Late this afternoon the San Francisco Film Society held a memorial gathering at a brewery bar on Park Avenue for the late, legendary Bingham Ray, who died earlier today following a stroke. I arrived only during the last half-hour, but the sad faces were all familiar– Ray’s former October Films partner Jeff Lipsky, various Indiewire staffers; IFC Films’ Jonathan Sehring and Ryan Werner; producer Christine Vachon; former MGM honcho Chris McGurk, Sony Pictures Classics co-chief Tom Bernard, and several journalists, ex-pals and acquaintances.
The memorial was reportedly “originally planned by Ray as a party for the San Francisco Film Society, which he had just joined as executive director in the fall,” according to a Wrap report by Joshua Weinstein. Ray had recently become the exec director of the San Francisco Film Festival, and had in fact planned this afternoon’s gathering as a celebration of the festival.

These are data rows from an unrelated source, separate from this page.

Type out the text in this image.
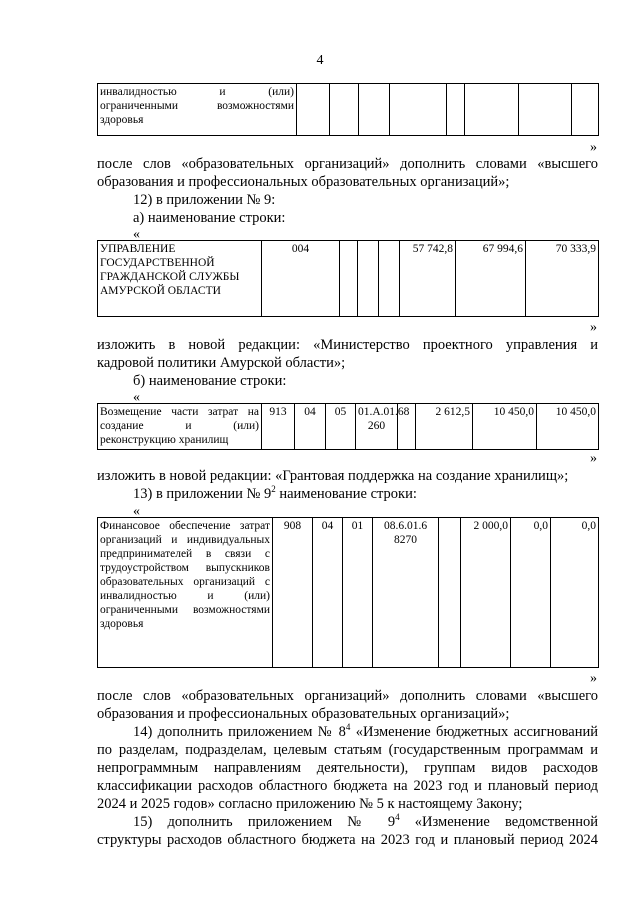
4
инвалидностью и (или) ограниченными возможностями здоровья								
»
после слов «образовательных организаций» дополнить словами «высшего
образования и профессиональных образовательных организаций»;
12) в приложении № 9:
а) наименование строки:
«
УПРАВЛЕНИЕ ГОСУДАРСТВЕННОЙ ГРАЖДАНСКОЙ СЛУЖБЫ АМУРСКОЙ ОБЛАСТИ	004					57 742,8	67 994,6	70 333,9
»
изложить в новой редакции: «Министерство проектного управления и
кадровой политики Амурской области»;
б) наименование строки:
«
Возмещение части затрат на создание и (или) реконструкцию хранилищ	913	04	05	01.А.01.68 260		2 612,5	10 450,0	10 450,0
»
изложить в новой редакции: «Грантовая поддержка на создание хранилищ»;
13) в приложении № $9^2$ наименование строки:
«
Финансовое обеспечение затрат организаций и индивидуальных предпринимателей в связи с трудоустройством выпускников образовательных организаций с инвалидностью и (или) ограниченными возможностями здоровья	908	04	01	08.6.01.6 8270		2 000,0	0,0	0,0
»
после слов «образовательных организаций» дополнить словами «высшего
образования и профессиональных образовательных организаций»;
14) дополнить приложением № $8^4$ «Изменение бюджетных ассигнований
по разделам, подразделам, целевым статьям (государственным программам и
непрограммным направлениям деятельности), группам видов расходов
классификации расходов областного бюджета на 2023 год и плановый период
2024 и 2025 годов» согласно приложению № 5 к настоящему Закону;
15) дополнить приложением № $9^4$ «Изменение ведомственной
структуры расходов областного бюджета на 2023 год и плановый период 2024
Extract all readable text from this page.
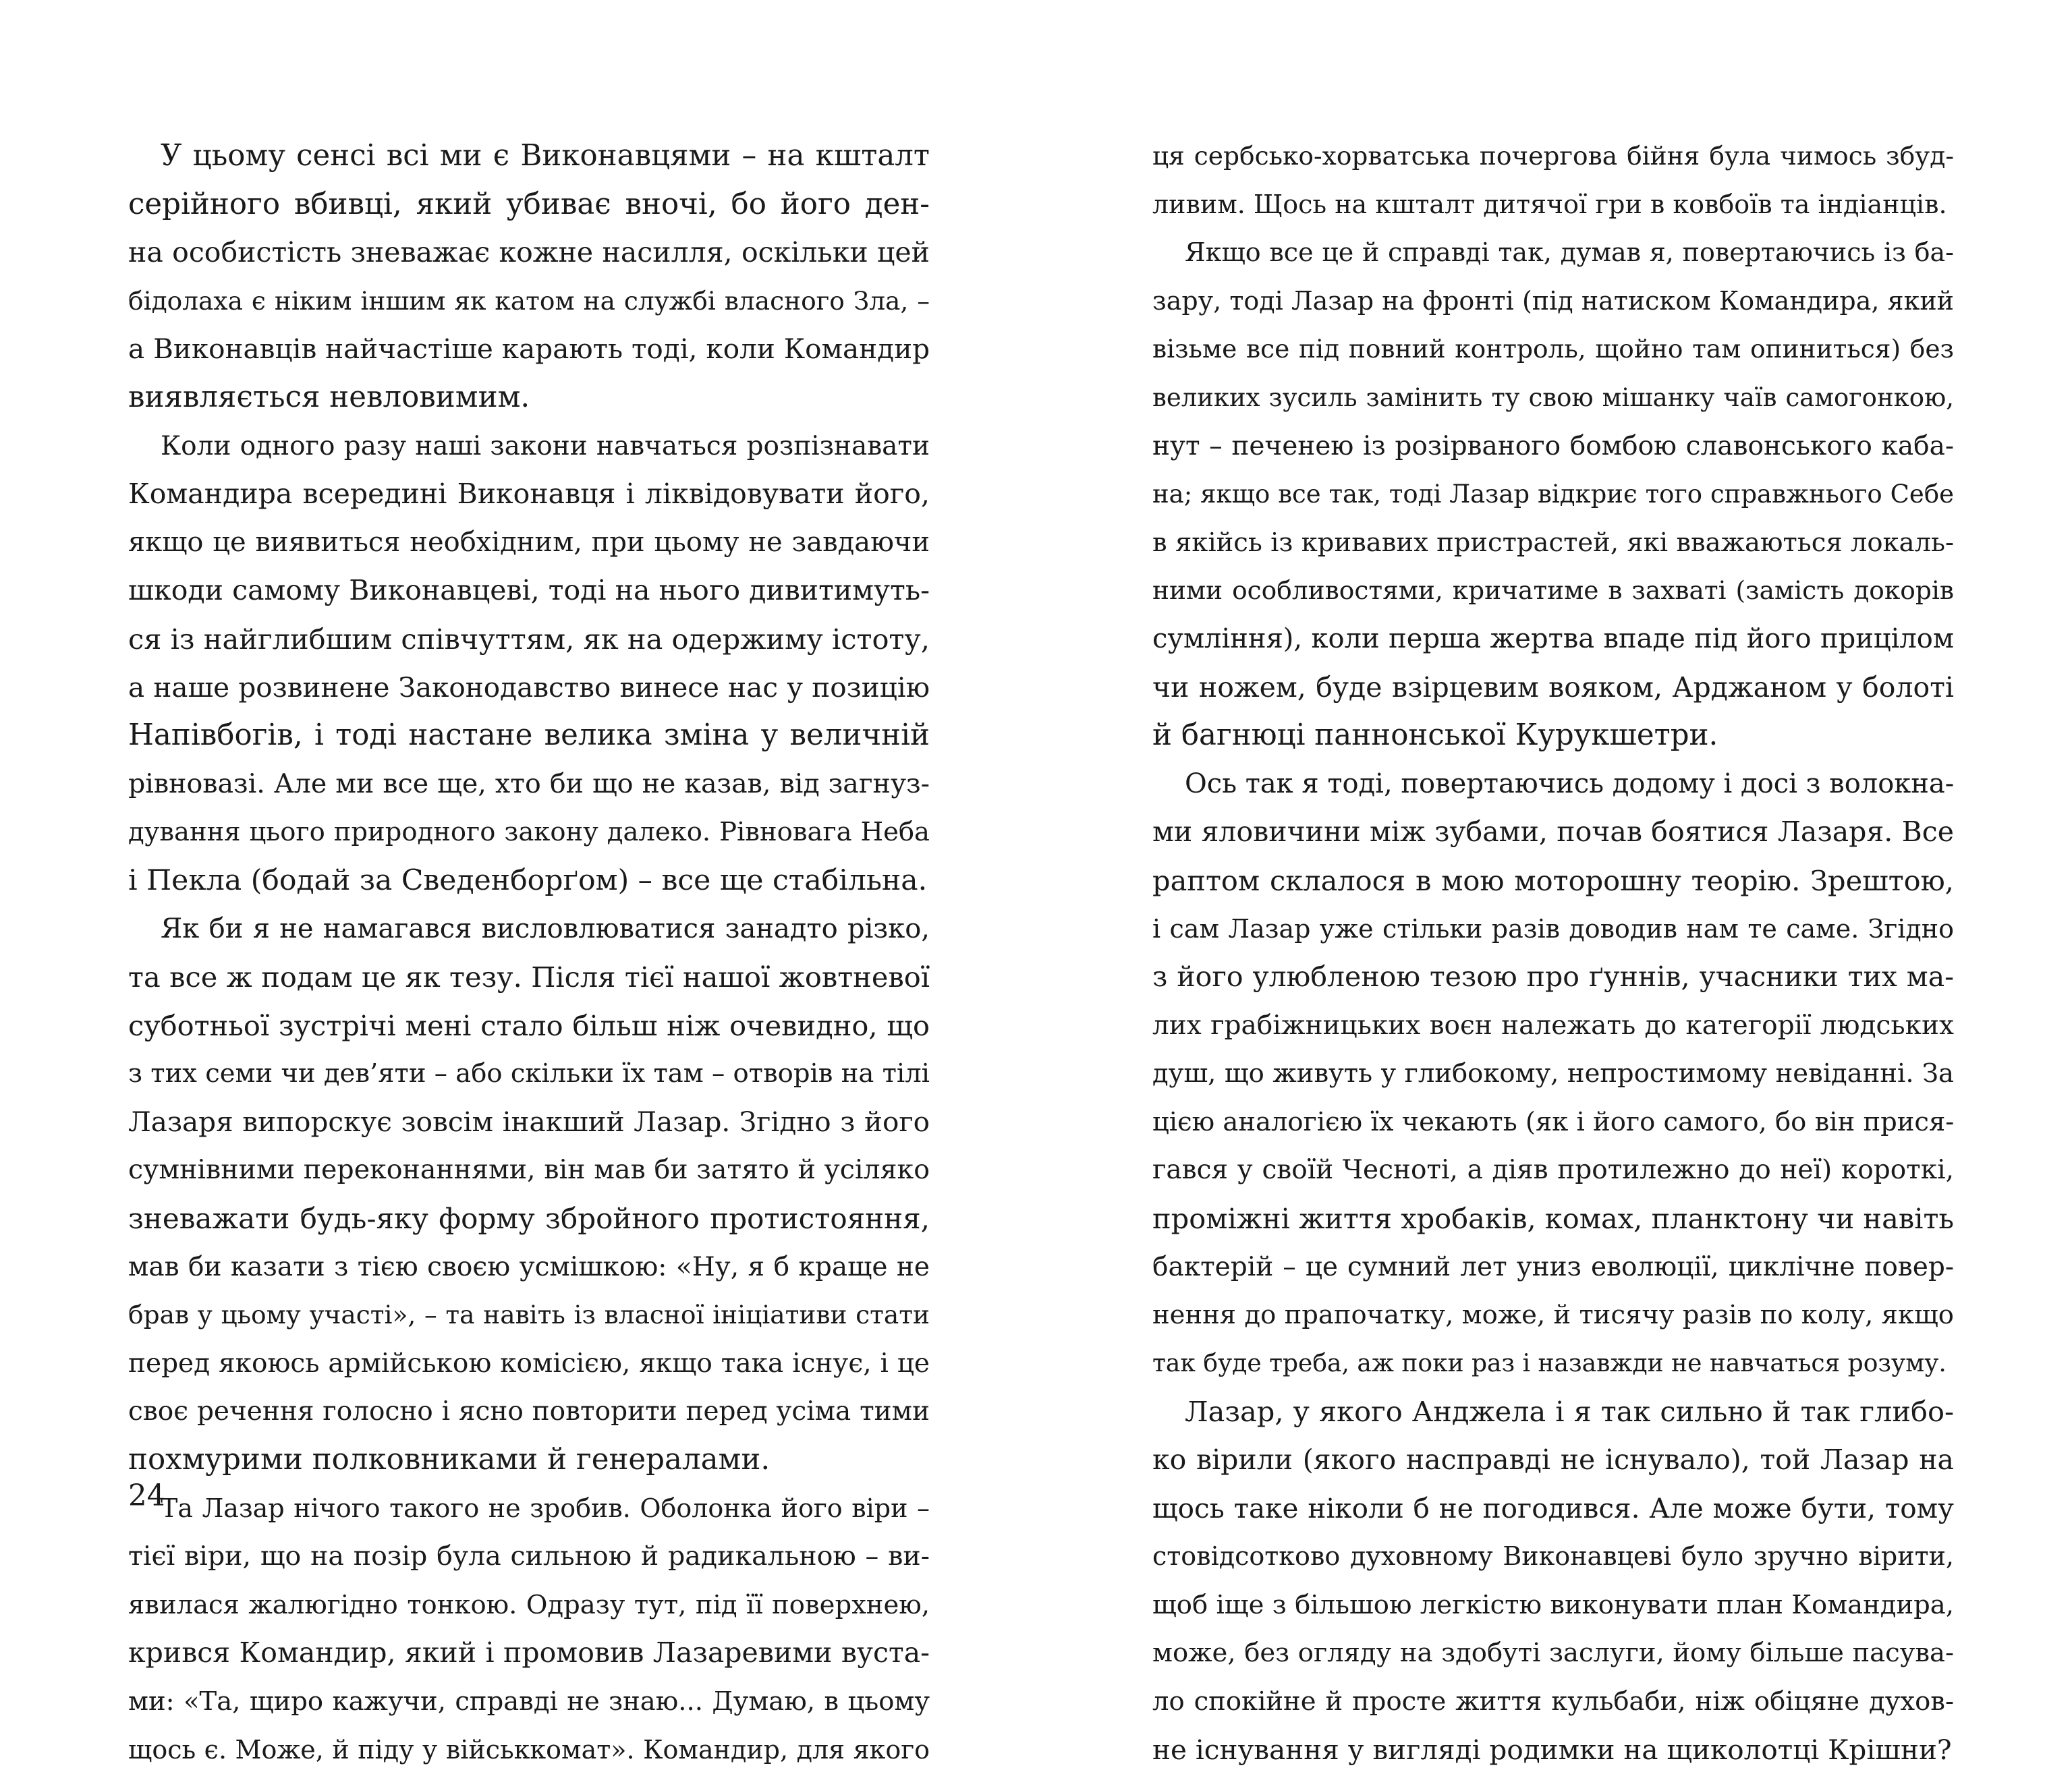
У цьому сенсі всі ми є Виконавцями – на кшталт
серійного вбивці, який убиває вночі, бо його ден-
на особистість зневажає кожне насилля, оскільки цей
бідолаха є ніким іншим як катом на службі власного Зла, –
а Виконавців найчастіше карають тоді, коли Командир
виявляється невловимим.
Коли одного разу наші закони навчаться розпізнавати
Командира всередині Виконавця і ліквідовувати його,
якщо це виявиться необхідним, при цьому не завдаючи
шкоди самому Виконавцеві, тоді на нього дивитимуть-
ся із найглибшим співчуттям, як на одержиму істоту,
а наше розвинене Законодавство винесе нас у позицію
Напівбогів, і тоді настане велика зміна у величній
рівновазі. Але ми все ще, хто би що не казав, від загнуз-
дування цього природного закону далеко. Рівновага Неба
і Пекла (бодай за Сведенборґом) – все ще стабільна.
Як би я не намагався висловлюватися занадто різко,
та все ж подам це як тезу. Після тієї нашої жовтневої
суботньої зустрічі мені стало більш ніж очевидно, що
з тих семи чи дев’яти – або скільки їх там – отворів на тілі
Лазаря випорскує зовсім інакший Лазар. Згідно з його
сумнівними переконаннями, він мав би затято й усіляко
зневажати будь-яку форму збройного протистояння,
мав би казати з тією своєю усмішкою: «Ну, я б краще не
брав у цьому участі», – та навіть із власної ініціативи стати
перед якоюсь армійською комісією, якщо така існує, і це
своє речення голосно і ясно повторити перед усіма тими
похмурими полковниками й генералами.
Та Лазар нічого такого не зробив. Оболонка його віри –
тієї віри, що на позір була сильною й радикальною – ви-
явилася жалюгідно тонкою. Одразу тут, під її поверхнею,
крився Командир, який і промовив Лазаревими вуста-
ми: «Та, щиро кажучи, справді не знаю... Думаю, в цьому
щось є. Може, й піду у військкомат». Командир, для якого
ця сербсько-хорватська почергова бійня була чимось збуд-
ливим. Щось на кшталт дитячої гри в ковбоїв та індіанців.
Якщо все це й справді так, думав я, повертаючись із ба-
зару, тоді Лазар на фронті (під натиском Командира, який
візьме все під повний контроль, щойно там опиниться) без
великих зусиль замінить ту свою мішанку чаїв самогонкою,
нут – печенею із розірваного бомбою славонського каба-
на; якщо все так, тоді Лазар відкриє того справжнього Себе
в якійсь із кривавих пристрастей, які вважаються локаль-
ними особливостями, кричатиме в захваті (замість докорів
сумління), коли перша жертва впаде під його прицілом
чи ножем, буде взірцевим вояком, Арджаном у болоті
й багнюці паннонської Курукшетри.
Ось так я тоді, повертаючись додому і досі з волокна-
ми яловичини між зубами, почав боятися Лазаря. Все
раптом склалося в мою моторошну теорію. Зрештою,
і сам Лазар уже стільки разів доводив нам те саме. Згідно
з його улюбленою тезою про ґуннів, учасники тих ма-
лих грабіжницьких воєн належать до категорії людських
душ, що живуть у глибокому, непростимому невіданні. За
цією аналогією їх чекають (як і його самого, бо він прися-
гався у своїй Чесноті, а діяв протилежно до неї) короткі,
проміжні життя хробаків, комах, планктону чи навіть
бактерій – це сумний лет униз еволюції, циклічне повер-
нення до прапочатку, може, й тисячу разів по колу, якщо
так буде треба, аж поки раз і назавжди не навчаться розуму.
Лазар, у якого Анджела і я так сильно й так глибо-
ко вірили (якого насправді не існувало), той Лазар на
щось таке ніколи б не погодився. Але може бути, тому
стовідсотково духовному Виконавцеві було зручно вірити,
щоб іще з більшою легкістю виконувати план Командира,
може, без огляду на здобуті заслуги, йому більше пасува-
ло спокійне й просте життя кульбаби, ніж обіцяне духов-
не існування у вигляді родимки на щиколотці Крішни?
24
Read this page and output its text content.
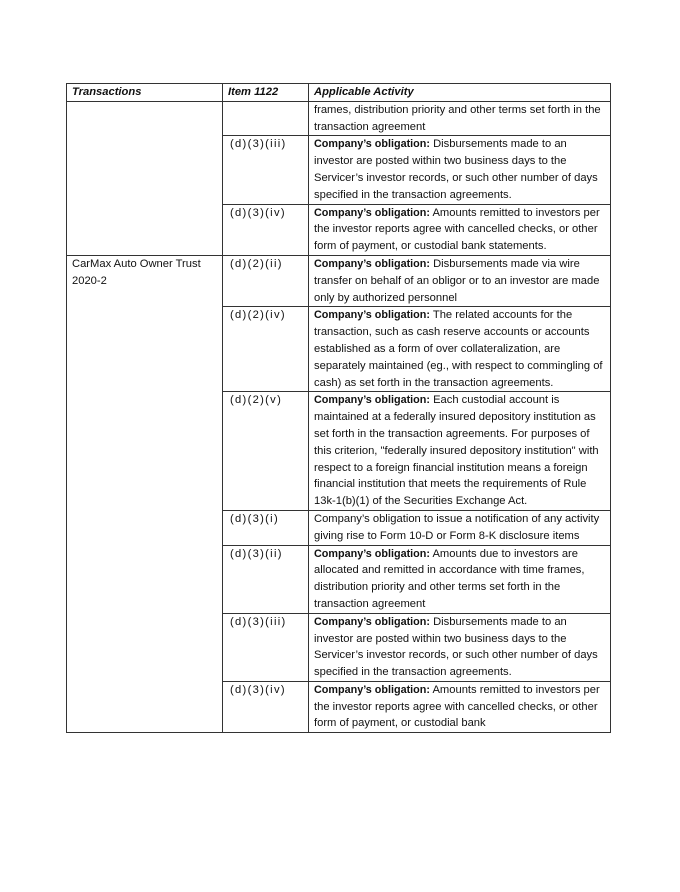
Transactions	Item 1122	Applicable Activity
		frames, distribution priority and other terms set forth in the transaction agreement
	(d)(3)(iii)	Company’s obligation: Disbursements made to an investor are posted within two business days to the Servicer’s investor records, or such other number of days specified in the transaction agreements.
	(d)(3)(iv)	Company’s obligation: Amounts remitted to investors per the investor reports agree with cancelled checks, or other form of payment, or custodial bank statements.
CarMax Auto Owner Trust 2020-2	(d)(2)(ii)	Company’s obligation: Disbursements made via wire transfer on behalf of an obligor or to an investor are made only by authorized personnel
	(d)(2)(iv)	Company’s obligation: The related accounts for the transaction, such as cash reserve accounts or accounts established as a form of over collateralization, are separately maintained (eg., with respect to commingling of cash) as set forth in the transaction agreements.
	(d)(2)(v)	Company’s obligation: Each custodial account is maintained at a federally insured depository institution as set forth in the transaction agreements. For purposes of this criterion, "federally insured depository institution" with respect to a foreign financial institution means a foreign financial institution that meets the requirements of Rule 13k-1(b)(1) of the Securities Exchange Act.
	(d)(3)(i)	Company’s obligation to issue a notification of any activity giving rise to Form 10-D or Form 8-K disclosure items
	(d)(3)(ii)	Company’s obligation: Amounts due to investors are allocated and remitted in accordance with time frames, distribution priority and other terms set forth in the transaction agreement
	(d)(3)(iii)	Company’s obligation: Disbursements made to an investor are posted within two business days to the Servicer’s investor records, or such other number of days specified in the transaction agreements.
	(d)(3)(iv)	Company’s obligation: Amounts remitted to investors per the investor reports agree with cancelled checks, or other form of payment, or custodial bank
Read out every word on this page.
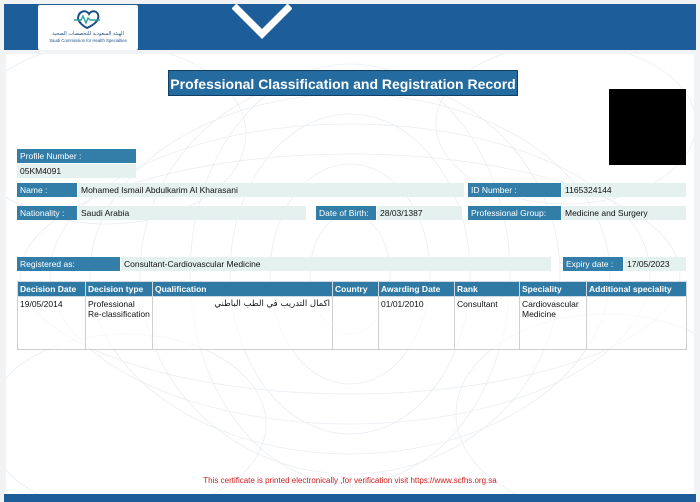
الهيئة السعودية للتخصصات الصحية
Saudi Commission for Health Specialties
Professional Classification and Registration Record
Profile Number :
05KM4091
Name :	Mohamed Ismail Abdulkarim Al Kharasani	ID Number :	1165324144
Nationality :	Saudi Arabia	Date of Birth:	28/03/1387	Professional Group:	Medicine and Surgery
Registered as:	Consultant-Cardiovascular Medicine	Expiry date :	17/05/2023
Decision Date	Decision type	Qualification	Country	Awarding Date	Rank	Speciality	Additional speciality
19/05/2014	Professional Re-classification	اكمال التدريب في الطب الباطني		01/01/2010	Consultant	Cardiovascular Medicine	
This certificate is printed electronically ,for verification visit https://www.scfhs.org.sa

Indiewire critic Eric Kohn told me a couple of hours ago that sometime during a panel discussion last summer that Kohn attended Ray declared that “I’m going to do this” — film distribution and generally being a film devotee — “until I drop, whether it’s 60 minutes from now or whenever.” In this sense Ray went out like a champ. He died with his proverbial boots on, in the middle of the hurly-burly at a Sundance Film Festival.